Not only designed to reduce the carbon footprint of the cities that employ that tactic, but built to combat heavy congestion as well, there are multiple benefits to such policies when they’re planned and implemented effectively. However, these have become contentious pieces of policy wherever they’ve been introduced, with campaigners already making vocal opposition to the suggested changes to Leeds city centre.

While there is little argument that both the emissions and traffic apparent within central Leeds needs to be significantly lowered, the manner in which it’s being tackled has quickly become a sore point. Initial plans included a £100-per-day fee for any older or high emissions vehicles travelling within the outer ring road, but that charge has now been halved in updated proposals after small local businesses raised concerns over how financially viable it would be for them to exist under such heavy pricing.

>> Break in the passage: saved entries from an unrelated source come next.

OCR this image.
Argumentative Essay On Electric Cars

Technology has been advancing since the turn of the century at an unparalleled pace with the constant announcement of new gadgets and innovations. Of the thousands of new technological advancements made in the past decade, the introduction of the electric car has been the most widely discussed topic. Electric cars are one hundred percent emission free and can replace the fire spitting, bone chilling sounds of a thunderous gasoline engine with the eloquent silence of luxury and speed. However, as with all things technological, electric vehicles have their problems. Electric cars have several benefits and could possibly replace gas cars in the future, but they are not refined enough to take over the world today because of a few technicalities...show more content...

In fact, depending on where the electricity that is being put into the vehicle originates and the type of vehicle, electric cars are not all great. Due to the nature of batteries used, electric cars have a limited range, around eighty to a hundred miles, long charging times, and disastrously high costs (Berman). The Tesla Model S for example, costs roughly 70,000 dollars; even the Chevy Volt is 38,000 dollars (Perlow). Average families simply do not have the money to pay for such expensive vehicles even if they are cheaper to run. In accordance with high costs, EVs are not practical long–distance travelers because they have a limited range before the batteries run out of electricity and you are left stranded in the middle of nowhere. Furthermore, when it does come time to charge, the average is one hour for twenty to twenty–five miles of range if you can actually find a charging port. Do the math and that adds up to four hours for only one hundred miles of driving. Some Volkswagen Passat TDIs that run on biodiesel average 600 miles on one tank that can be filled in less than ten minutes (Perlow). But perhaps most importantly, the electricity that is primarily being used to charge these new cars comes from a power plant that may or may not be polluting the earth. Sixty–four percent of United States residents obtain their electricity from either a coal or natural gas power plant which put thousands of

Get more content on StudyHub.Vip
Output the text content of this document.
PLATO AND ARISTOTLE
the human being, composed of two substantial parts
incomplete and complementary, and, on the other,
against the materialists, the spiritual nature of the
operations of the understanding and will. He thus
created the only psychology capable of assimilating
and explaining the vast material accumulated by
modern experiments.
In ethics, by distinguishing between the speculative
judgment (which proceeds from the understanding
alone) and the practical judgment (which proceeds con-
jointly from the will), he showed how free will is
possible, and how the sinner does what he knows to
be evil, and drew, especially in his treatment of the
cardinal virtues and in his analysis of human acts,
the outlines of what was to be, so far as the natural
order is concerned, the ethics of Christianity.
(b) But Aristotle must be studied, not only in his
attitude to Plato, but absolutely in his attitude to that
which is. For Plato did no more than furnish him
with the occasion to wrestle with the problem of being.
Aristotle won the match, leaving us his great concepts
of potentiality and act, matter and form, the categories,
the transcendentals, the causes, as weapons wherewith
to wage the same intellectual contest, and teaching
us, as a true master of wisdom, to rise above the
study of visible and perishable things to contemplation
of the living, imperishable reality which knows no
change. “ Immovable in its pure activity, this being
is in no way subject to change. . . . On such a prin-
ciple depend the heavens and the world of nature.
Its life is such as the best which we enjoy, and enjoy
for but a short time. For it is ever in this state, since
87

Companies reliant on driving larger vehicles through the centre of Leeds are still unhappy with the financial burden this could cause, however, with some even suggesting that the £50 tariff is still likely to add thousands of pounds extra to their bottom line, which could force them to decide between changing their business plans entirely or consider taking out loans in order to handle the changes in the short term. While the council have claimed to be seeking government funding to help aid the transition from their £220m Clean Air Fund, doubt still reigns over how much difference that could actually make.

Also likely to greatly impact the taxi industry, Leeds is estimated to have 500 city cabs in operation, with over 4,000 private-hire vehicles in circulation on top of that. With the vast majority of those still running from diesel or petrol – and therefore incurring a £12.50-per-day fee under the proposed changes – many have accused the local council of merely profiting from local business under the guise of environmental concern.